DRW is a diversified trading firm with over 3 decades of experience bringing sophisticated technology and exceptional people together to operate in markets around the world. We value autonomy and the ability to quickly pivot to capture opportunities, so we operate using our own capital and trading at our own risk.

Headquartered in Chicago with offices throughout the U.S., Canada, Europe, and Asia, we trade a variety of asset classes including Fixed Income, ETFs, Equities, FX, Commodities and Energy across all major global markets. We have also leveraged our expertise and technology to expand into three non-traditional strategies: real estate, venture capital and cryptoassets.
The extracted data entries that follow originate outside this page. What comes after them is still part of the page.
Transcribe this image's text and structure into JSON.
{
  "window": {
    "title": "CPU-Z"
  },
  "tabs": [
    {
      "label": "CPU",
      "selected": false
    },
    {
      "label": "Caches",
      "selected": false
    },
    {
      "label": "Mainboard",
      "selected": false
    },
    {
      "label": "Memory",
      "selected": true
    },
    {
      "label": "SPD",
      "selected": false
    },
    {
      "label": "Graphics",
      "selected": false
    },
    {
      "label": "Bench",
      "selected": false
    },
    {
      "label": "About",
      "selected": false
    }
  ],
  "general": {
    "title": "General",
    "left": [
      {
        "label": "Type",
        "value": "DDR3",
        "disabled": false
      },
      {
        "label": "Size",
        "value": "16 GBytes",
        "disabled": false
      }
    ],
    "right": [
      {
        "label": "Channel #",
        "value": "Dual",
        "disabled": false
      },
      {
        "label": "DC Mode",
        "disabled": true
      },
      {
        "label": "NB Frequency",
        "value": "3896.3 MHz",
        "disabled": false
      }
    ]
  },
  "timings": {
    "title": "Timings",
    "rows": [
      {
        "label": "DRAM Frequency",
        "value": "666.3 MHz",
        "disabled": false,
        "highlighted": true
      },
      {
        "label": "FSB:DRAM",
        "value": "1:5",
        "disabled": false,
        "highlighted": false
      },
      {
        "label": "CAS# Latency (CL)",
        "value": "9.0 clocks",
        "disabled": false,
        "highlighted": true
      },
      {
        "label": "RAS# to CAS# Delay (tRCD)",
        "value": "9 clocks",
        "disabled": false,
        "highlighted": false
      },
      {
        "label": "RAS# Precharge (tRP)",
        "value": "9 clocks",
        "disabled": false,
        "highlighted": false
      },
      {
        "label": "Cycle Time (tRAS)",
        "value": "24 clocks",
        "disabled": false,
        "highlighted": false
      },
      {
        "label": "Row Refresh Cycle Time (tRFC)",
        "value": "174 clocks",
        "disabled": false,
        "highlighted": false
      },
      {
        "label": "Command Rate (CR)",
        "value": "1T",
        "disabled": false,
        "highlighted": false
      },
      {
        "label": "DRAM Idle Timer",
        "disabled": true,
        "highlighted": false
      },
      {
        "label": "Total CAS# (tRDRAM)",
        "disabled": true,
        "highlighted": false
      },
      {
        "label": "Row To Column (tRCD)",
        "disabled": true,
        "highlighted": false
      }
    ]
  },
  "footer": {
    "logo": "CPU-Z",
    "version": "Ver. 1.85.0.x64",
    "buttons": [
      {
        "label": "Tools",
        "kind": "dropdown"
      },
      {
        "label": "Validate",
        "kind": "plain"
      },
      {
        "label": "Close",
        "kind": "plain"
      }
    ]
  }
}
We operate with respect, curiosity and open minds. The people who thrive here share our belief that it’s not just what we do that matters–it's how we do it. DRW is a place of high expectations, integrity, innovation and a willingness to challenge consensus.

About the Role

We are seeking a Data Engineer to join the Multi-Asset Systematic Strategies (MASS) trading team. In this role, you will be responsible for onboarding, transforming, and managing diverse financial datasets. You will collaborate closely with traders, researchers, and quantitative developers to analyze equity and futures data, identify alphas, and develop global delta-one trading strategies.

Responsibilities
  • Partner with traders, researchers, and analysts to deliver well-structured data that powers trading strategies, predictive models, and AI/ML applications.
  • Build, automate, and maintain resilient pipelines for cleaning, validating, and transforming batch and streaming data that feed into medallion architectures.
  • Develop observability, monitoring, and alerting tools to provide complete visibility into pipeline reliability and performance.
  • Optimize tiered data storage and elastic processing across on-prem, cloud, and hybrid environments to ensure scalable and cost-effective solutions.
  • Enforce data governance, controls, and security standards to preserve confidentiality and operational integrity.
Qualifications
  • Over five years of demonstrated experience designing ingestion pipelines.
  • Familiarity with equities, equity indices, futures, or delta one trading data preferred.
  • Experience processing real-time and batch financial market data.
  • Proven ability to work in an agile, fast-paced environment and handle trading environment demands.
  • Strong understanding of financial point-in-time and time-series data and analysis.
  • Proven expertise in developing data quality control processes to detect gaps or inaccuracies.
  • Experience with monitoring, observability, and alerting systems for data pipelines.
  • Competent in both on-premise Linux systems and cloud platforms.
  • Proficient in automated testing, CI/CD practices, and MLOps.
  • Well-versed in compressed and optimized file formats such as Parquet and Iceberg.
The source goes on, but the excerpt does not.